People-led Development: interstitial practice and the production of differential spaces in Hanoi
In this seminar, Hoai Anh Tran presents key discussions in her recently published book People-led Development: Interstitial Practice and the Production of Differential Spaces in Hanoi (2026, Routledge), co-authored with Ngai-Ming Yip. Using Hanoi as a case study, the book explores city-making with a focus on activities carried out by ordinary people.

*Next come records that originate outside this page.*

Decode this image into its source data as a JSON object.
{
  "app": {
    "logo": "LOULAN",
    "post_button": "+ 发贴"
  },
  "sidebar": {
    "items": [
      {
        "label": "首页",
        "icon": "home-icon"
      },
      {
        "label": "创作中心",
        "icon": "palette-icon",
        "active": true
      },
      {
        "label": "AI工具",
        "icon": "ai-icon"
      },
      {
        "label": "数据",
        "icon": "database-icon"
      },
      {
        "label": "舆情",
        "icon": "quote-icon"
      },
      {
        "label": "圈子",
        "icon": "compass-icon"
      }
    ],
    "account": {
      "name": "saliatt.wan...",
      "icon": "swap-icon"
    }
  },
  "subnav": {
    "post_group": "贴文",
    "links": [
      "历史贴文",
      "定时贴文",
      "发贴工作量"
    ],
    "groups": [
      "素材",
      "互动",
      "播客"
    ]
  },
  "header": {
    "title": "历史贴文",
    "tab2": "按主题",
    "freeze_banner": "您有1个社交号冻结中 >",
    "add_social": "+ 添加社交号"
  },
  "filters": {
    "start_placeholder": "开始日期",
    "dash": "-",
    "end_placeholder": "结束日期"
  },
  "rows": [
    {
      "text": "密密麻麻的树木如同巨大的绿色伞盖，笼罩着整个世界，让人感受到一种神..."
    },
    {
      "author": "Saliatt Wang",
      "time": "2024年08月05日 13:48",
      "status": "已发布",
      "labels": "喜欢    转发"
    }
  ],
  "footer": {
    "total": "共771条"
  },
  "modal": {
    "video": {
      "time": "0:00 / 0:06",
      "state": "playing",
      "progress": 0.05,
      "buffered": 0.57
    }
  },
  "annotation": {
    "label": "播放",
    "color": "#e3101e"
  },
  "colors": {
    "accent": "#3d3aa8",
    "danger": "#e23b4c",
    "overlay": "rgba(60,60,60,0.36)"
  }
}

The book integrates the concept of interstitial practice with Lefebvre’s framework of the production of differential space to conceptualise the diverse and seemingly ad-hoc space-making activities of urban residents. These practices are situated in relation to the state’s disciplining projects through housing and urban planning. Moving beyond a simplistic, dichotomised discussion of informality and formality the book examines the tensions between state-driven visions of modernized urbanisation and everyday spatial practices of ordinary people. The book demonstrates how focusing on interstitial practices enables a more nuanced understanding of the diverse processes through which various forms differential spaces are produced.
By focusing on the more “ordinary components” of city-making that are often overlooked or neglected, the book highlights the spatial agency of ordinary people in responding to the imposition of state-sanctioned abstract spaces and the suppression of state social engineering. It argues that induced or minimal differential spaces, while fragmented and limited in scale, carry political significance. These spaces not only act as forms of resistance, but their accumulation also holds transformative potential.
Meet our speakers and chair
Hoai Anh Tran is an Associate Professor of Built Environment at the Department of Urban Studies, Malmö University, Sweden. Her research provides a critical analysis of the relationship between the state and society in urban space production, in the formulation and implementation of urban and housing policies, as well as the relationship between people and the built environment, with studies from Vietnam and Sweden. Her research topics include urban development policies and social justice, sustainable planning, urban space production, housing research, gentrification, everyday mobility, informality, and rhythm analysis.
Mara Nogueira is a Senior Lecturer in the School of Social Sciences at Birkbeck, University of London. She is an urban geographer with an interdisciplinary background in Geography and Economics and research expertise on urbanisation in the Global South with a focus on socio-spatial inequalities and grassroots mobilisation in Brazil. Her scholarship is committed to identifying the roots and ways of addressing socio-spatial inequalities with an aim to promote social justice. She is the Principal Investigator of the project Globalisation from below: livelihoods, trade and transnationalism in Brazil’s informal economy, funded by the British Academy.
Hanh-An Trinh is a PhD student at the Department of Geography & Environment at LSE. Her current research looks at the everyday imaginaries of urban futures, examining how the residents and workers anticipate and speculate on the futures of themselves and of their city.
Hyun Bang Shin is Professor of Geography and Urban Studies and Head of the Department of Geography and Environment at the London School of Economics and Political Science. Elected Fellow of the Academy of Social Sciences in the UK, Professor Shin has contributed to reshaping the understanding of contemporary urban transformation, emphasising the socio-political dynamics of cities in rapidly developing regions, particularly in East and Southeast Asia. From 2018 to 2023, he served as Director of the Saw Swee Hock Southeast Asia Centre at LSE, fostering interdisciplinary research on Asia. He was the Editor of the International Journal of Urban and Regional Research from 2021 to 2024 and a trustee of the Urban Studies Foundation from 2016 to 2023, contributing to global urban scholarship and mentorship. Since 2009, he has co-organised The Urban Salon, a London-based forum for architecture, cities, and international urbanism.